São Paulo era uma cidade que crescera economicamente, mas continuava tacanha na mentalidade. O fato se refletia na recém-criada universidade estadual de maneira peculiar, num prenúncio até mesmo das pitorescas tendências apresentadas na São Paulo Fashion Week. Diz o antropólogo:

“Nossos estudantes queriam saber tudo; mas, em qualquer campo que fosse, só a teoria mais recente parecia merecer-lhes a atenção. Fartos de todos os festins intelectuais do passado, que aliás só conheciam por ouvir dizer, já que não liam as obras originais, conservavam um entusiasmo sempre disponível pelos pratos novos. No caso deles, conviria falar mais de moda que de gastronomia: ideias e doutrinas não ofereciam, em seu entender, um interesse intrínseco, consideravam-nas como instrumentos de prestígio cujas primícias deviam conseguir. Partilhar uma teoria conhecida com outros equivalia a usar um vestido já visto; expunham-se a um vexame. Em compensação, praticavam uma concorrência ferrenha às custas de muitas revistas de vulgarização, periódicos sensacionalistas e compêndios, para conseguir a exclusividade do modelo mais recente no campo da ideias.”
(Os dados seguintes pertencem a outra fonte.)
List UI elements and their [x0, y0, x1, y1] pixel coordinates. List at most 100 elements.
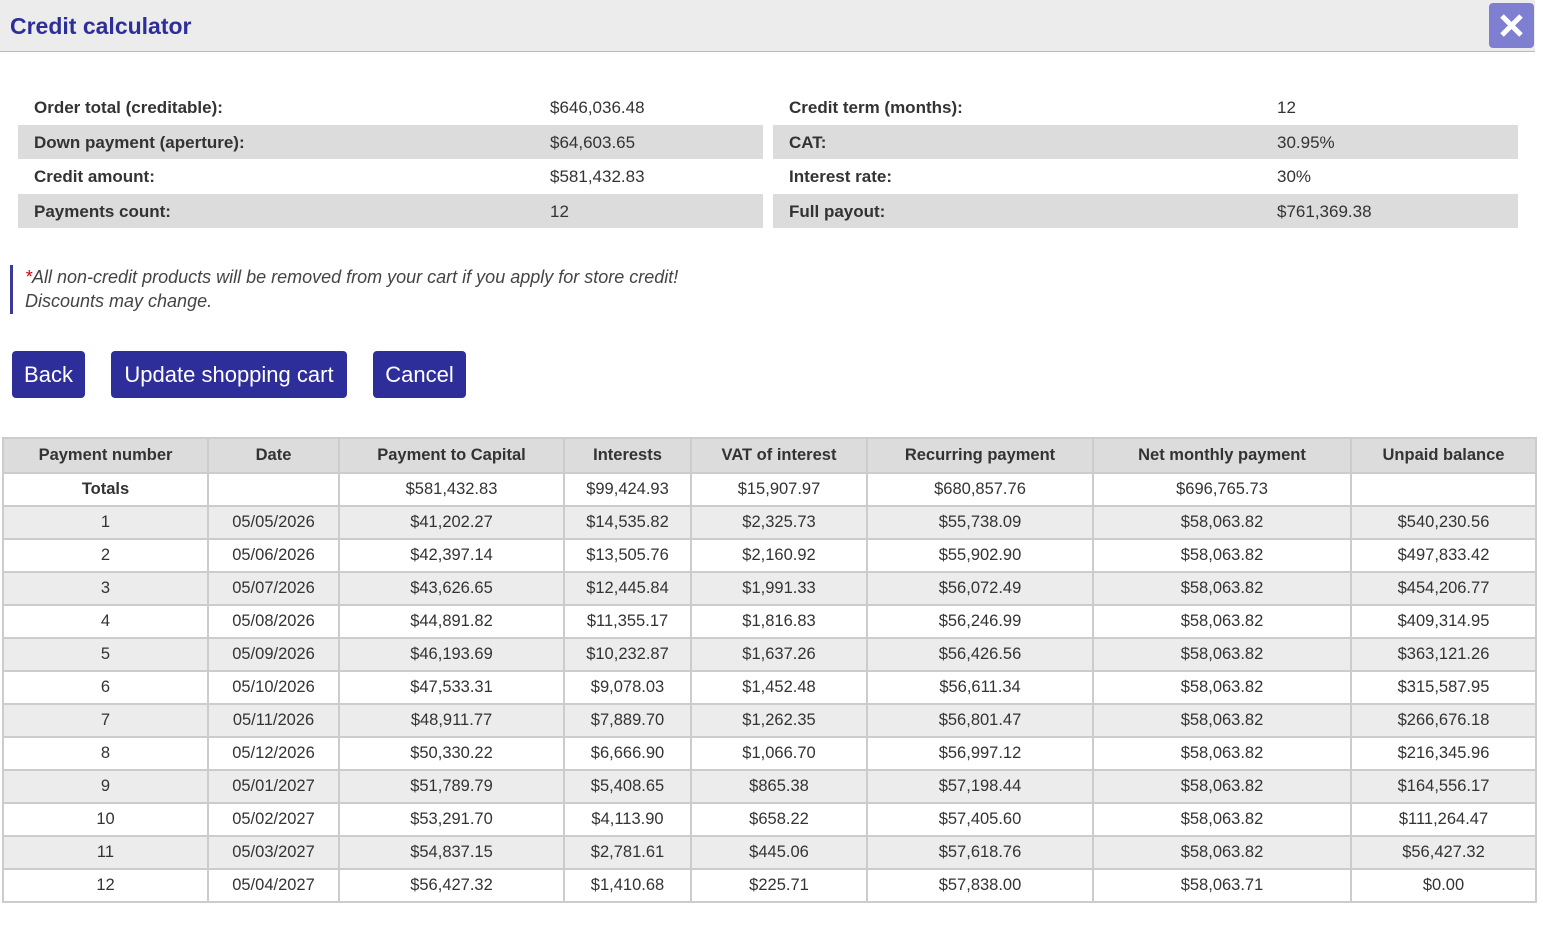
payment-cell: $47,533.31 [338, 670, 565, 705]
notice: *All non-credit products will be removed… [10, 265, 678, 314]
payment-cell: $50,330.22 [338, 736, 565, 771]
summary-row: Credit term (months): 12 [773, 90, 1518, 125]
payment-cell: 12 [2, 868, 209, 903]
payment-cell: 05/09/2026 [207, 637, 340, 672]
payment-row: 6 05/10/2026 $47,533.31 $9,078.03 $1,452.48 $… [2, 670, 1537, 705]
payment-cell: $44,891.82 [338, 604, 565, 639]
summary-label: Interest rate: [789, 167, 892, 186]
payment-cell: 05/02/2027 [207, 802, 340, 837]
payment-cell: 05/03/2027 [207, 835, 340, 870]
payment-cell: $56,246.99 [866, 604, 1094, 639]
update-cart-button[interactable]: Update shopping cart [111, 351, 347, 398]
payment-cell: $12,445.84 [563, 571, 692, 606]
payment-cell: $58,063.82 [1092, 637, 1352, 672]
payment-cell: $6,666.90 [563, 736, 692, 771]
title: Credit calculator [10, 13, 192, 39]
summary-value: $761,369.38 [1277, 201, 1372, 221]
totals-cell [207, 472, 340, 507]
payment-cell: 4 [2, 604, 209, 639]
payment-cell: $56,427.32 [1350, 835, 1537, 870]
payment-cell: $58,063.82 [1092, 769, 1352, 804]
totals-cell: $581,432.83 [338, 472, 565, 507]
payment-cell: $445.06 [690, 835, 868, 870]
back-button[interactable]: Back [12, 351, 85, 398]
payment-cell: $409,314.95 [1350, 604, 1537, 639]
payment-cell: $14,535.82 [563, 505, 692, 540]
payment-cell: $111,264.47 [1350, 802, 1537, 837]
payment-cell: $9,078.03 [563, 670, 692, 705]
payment-cell: 05/07/2026 [207, 571, 340, 606]
payment-row: 8 05/12/2026 $50,330.22 $6,666.90 $1,066.70 $… [2, 736, 1537, 771]
summary-label: CAT: [789, 132, 827, 152]
payment-cell: $363,121.26 [1350, 637, 1537, 672]
summary-label: Full payout: [789, 201, 886, 221]
payment-cell: $56,801.47 [866, 703, 1094, 738]
totals-cell [1350, 472, 1537, 507]
column-header: Payment number [2, 437, 209, 474]
payment-row: 10 05/02/2027 $53,291.70 $4,113.90 $658.22 $5… [2, 802, 1537, 837]
payment-cell: $2,160.92 [690, 538, 868, 573]
payment-cell: 9 [2, 769, 209, 804]
payment-cell: $1,991.33 [690, 571, 868, 606]
payment-cell: $55,902.90 [866, 538, 1094, 573]
totals-cell: Totals [2, 472, 209, 507]
column-header: Unpaid balance [1350, 437, 1537, 474]
payment-cell: $266,676.18 [1350, 703, 1537, 738]
payment-cell: 6 [2, 670, 209, 705]
summary-value: $581,432.83 [550, 167, 645, 186]
payment-cell: $216,345.96 [1350, 736, 1537, 771]
payment-cell: $56,611.34 [866, 670, 1094, 705]
payment-row: 12 05/04/2027 $56,427.32 $1,410.68 $225.71 $5… [2, 868, 1537, 903]
payment-row: 1 05/05/2026 $41,202.27 $14,535.82 $2,325.73… [2, 505, 1537, 540]
column-header: Recurring payment [866, 437, 1094, 474]
payment-cell: $5,408.65 [563, 769, 692, 804]
summary-left: Order total (creditable): $646,036.48 Down… [18, 90, 763, 228]
payment-cell: $865.38 [690, 769, 868, 804]
column-header: Net monthly payment [1092, 437, 1352, 474]
notice-line: Discounts may change. [25, 291, 213, 311]
payment-cell: $658.22 [690, 802, 868, 837]
payment-cell: 8 [2, 736, 209, 771]
payment-cell: $10,232.87 [563, 637, 692, 672]
payment-cell: $43,626.65 [338, 571, 565, 606]
payment-row: 2 05/06/2026 $42,397.14 $13,505.76 $2,160.92… [2, 538, 1537, 573]
payment-row: 5 05/09/2026 $46,193.69 $10,232.87 $1,637.26… [2, 637, 1537, 672]
payment-cell: 05/12/2026 [207, 736, 340, 771]
payment-cell: $1,637.26 [690, 637, 868, 672]
notice-line: All non-credit products will be removed … [32, 267, 679, 287]
asterisk: * [25, 267, 33, 287]
payment-cell: $1,410.68 [563, 868, 692, 903]
payment-cell: 05/01/2027 [207, 769, 340, 804]
payment-row: 11 05/03/2027 $54,837.15 $2,781.61 $445.06 $5… [2, 835, 1537, 870]
payment-cell: 05/11/2026 [207, 703, 340, 738]
payment-cell: $0.00 [1350, 868, 1537, 903]
payment-row: 9 05/01/2027 $51,789.79 $5,408.65 $865.38 $57… [2, 769, 1537, 804]
summary-row: Order total (creditable): $646,036.48 [18, 90, 763, 125]
column-header: VAT of interest [690, 437, 868, 474]
payment-cell: $13,505.76 [563, 538, 692, 573]
payment-cell: $58,063.82 [1092, 670, 1352, 705]
payment-cell: $58,063.82 [1092, 835, 1352, 870]
payment-cell: $58,063.82 [1092, 703, 1352, 738]
payment-cell: $58,063.82 [1092, 802, 1352, 837]
payment-cell: 2 [2, 538, 209, 573]
summary-row: Credit amount: $581,432.83 [18, 159, 763, 194]
summary-row: Interest rate: 30% [773, 159, 1518, 194]
summary-value: $64,603.65 [550, 132, 636, 152]
summary-right: Credit term (months): 12 CAT: 30.95% Interes… [773, 90, 1518, 228]
close-button[interactable] [1489, 3, 1534, 48]
payment-cell: $57,198.44 [866, 769, 1094, 804]
payment-cell: 7 [2, 703, 209, 738]
payment-cell: $1,452.48 [690, 670, 868, 705]
cancel-button[interactable]: Cancel [373, 351, 466, 398]
payment-cell: 10 [2, 802, 209, 837]
payment-row: 4 05/08/2026 $44,891.82 $11,355.17 $1,816.83… [2, 604, 1537, 639]
payment-cell: 05/05/2026 [207, 505, 340, 540]
payment-cell: $2,325.73 [690, 505, 868, 540]
summary-value: $646,036.48 [550, 98, 645, 117]
payment-cell: 11 [2, 835, 209, 870]
column-header: Interests [563, 437, 692, 474]
payment-cell: $7,889.70 [563, 703, 692, 738]
header-row: Payment number Date Payment to Capital Inte… [2, 437, 1537, 474]
payment-cell: $48,911.77 [338, 703, 565, 738]
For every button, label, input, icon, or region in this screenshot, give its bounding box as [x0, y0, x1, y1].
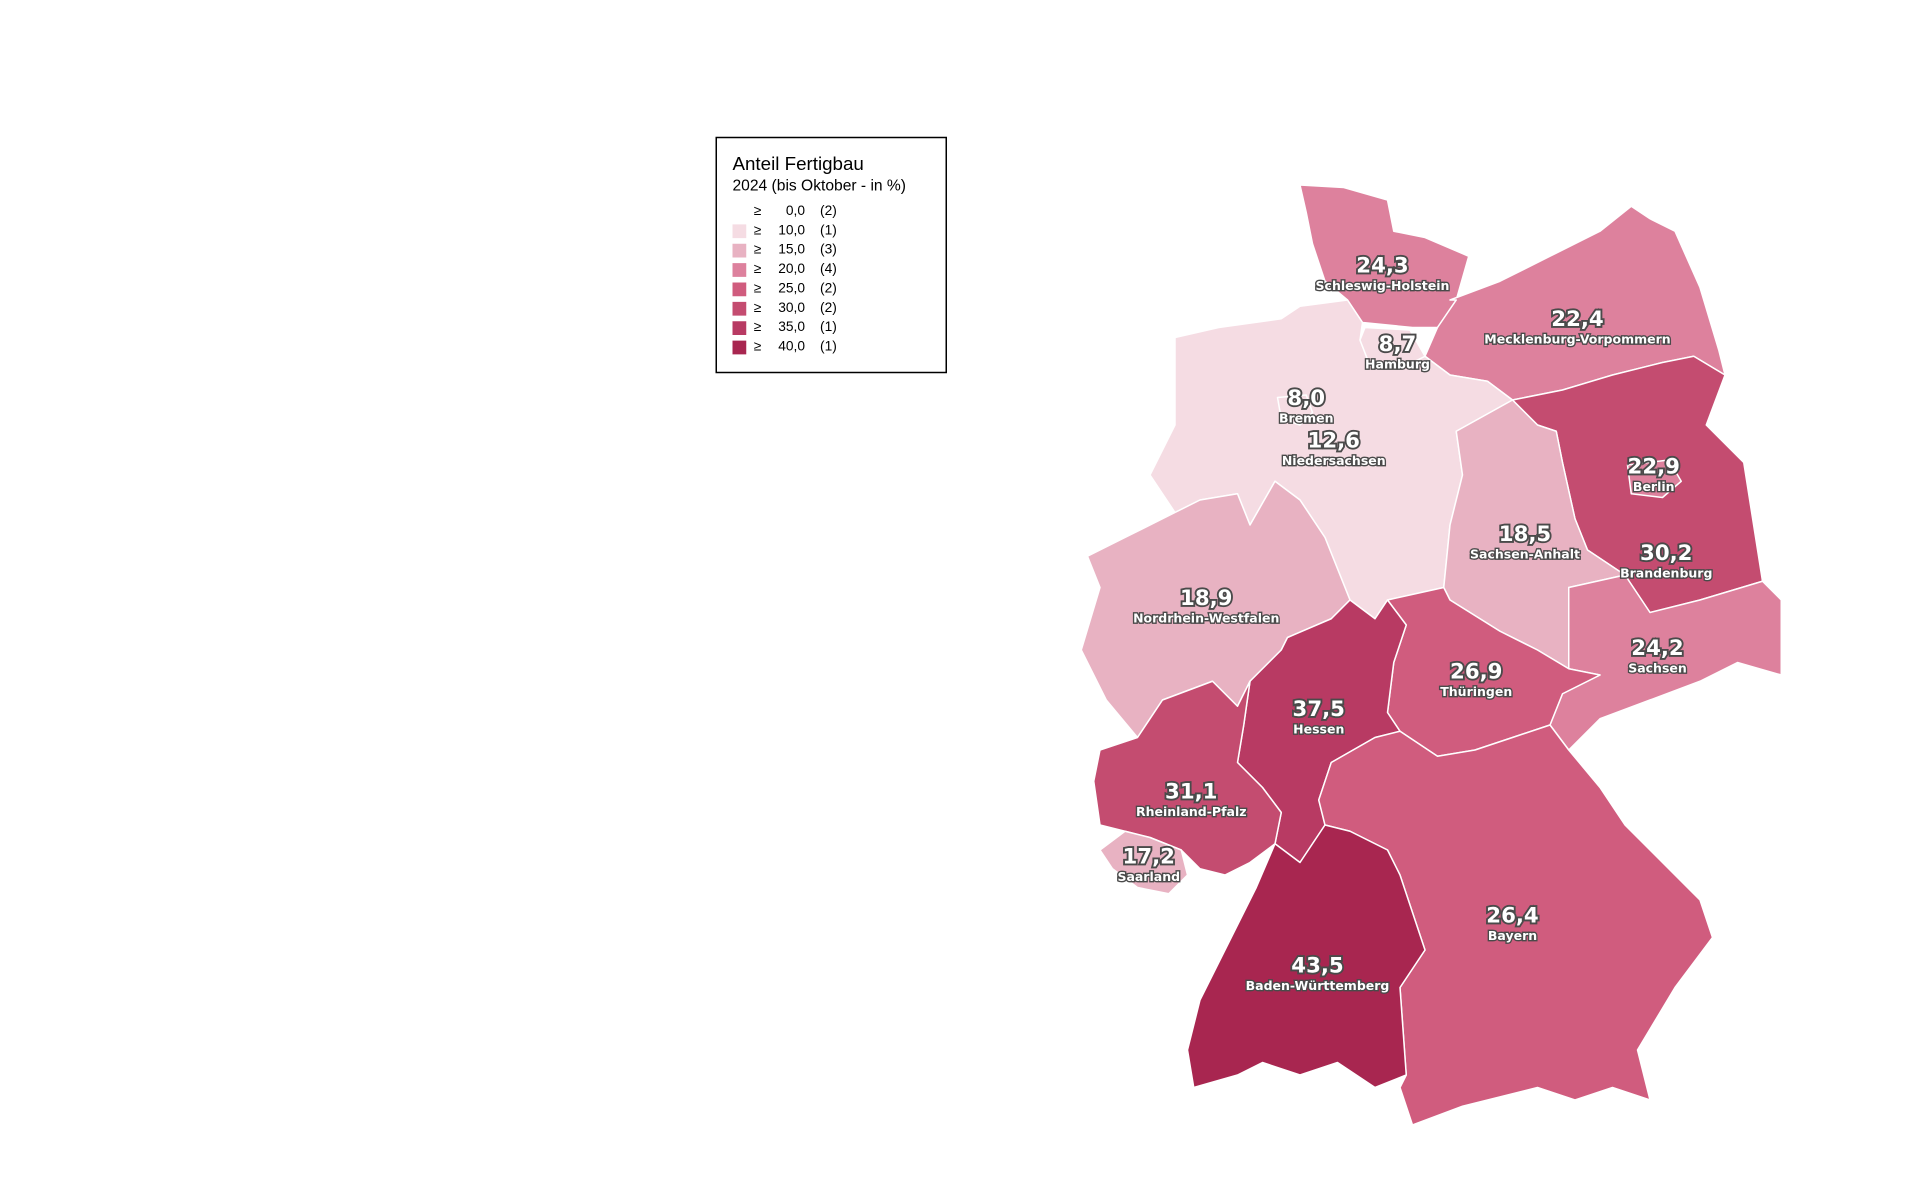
legend-symbol: ≥	[754, 242, 762, 257]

E ele continua, arrasador:

“Produtos selecionados dos viveiros acadêmicos, meus colegas e eu mesmo muitas vezes nos sentíamos encabulados: criados para respeitar apenas as ideias maduras, ficávamos expostos às investidas de estudantes de uma ignorância completa quanto ao passado mas cuja informação tinha sempre alguns meses de avanço em relação à nossa. No entanto, a erudição, da qual não tinham o gosto nem o método, parecia-lhes, mesmo assim, um dever; de modo que suas dissertações consistiam, qualquer que fosse o tema, uma evocação da história geral da humanidade desde os macacos antropoides, para terminar, por meio de algumas citações de Platão, Aristóteles e Comte, na paráfrase de um polígrafo enfadonho cuja obra tinha tanto mais valor na medida em que, por sua própria obscuridade, era bem possível que nenhum outro tivesse a ideia de pilhá-la.”

Ao final do capítulo, Lévi-Strauss tenta fazer média com seus ex-alunos antropoides, elogiando-lhes os avanços, sem ser convincente. Mais de oitenta anos depois, com a USP como modelo de universidade pública para o país, ainda não descemos da árvore — passamos agora a colher frutas podres como se fossem frescas. Todos fazendo, para variar, a maior balbúrdia.

Se alguém tiver um bom técnico de ar-condicionado, por favor, mande o contato nos comentários.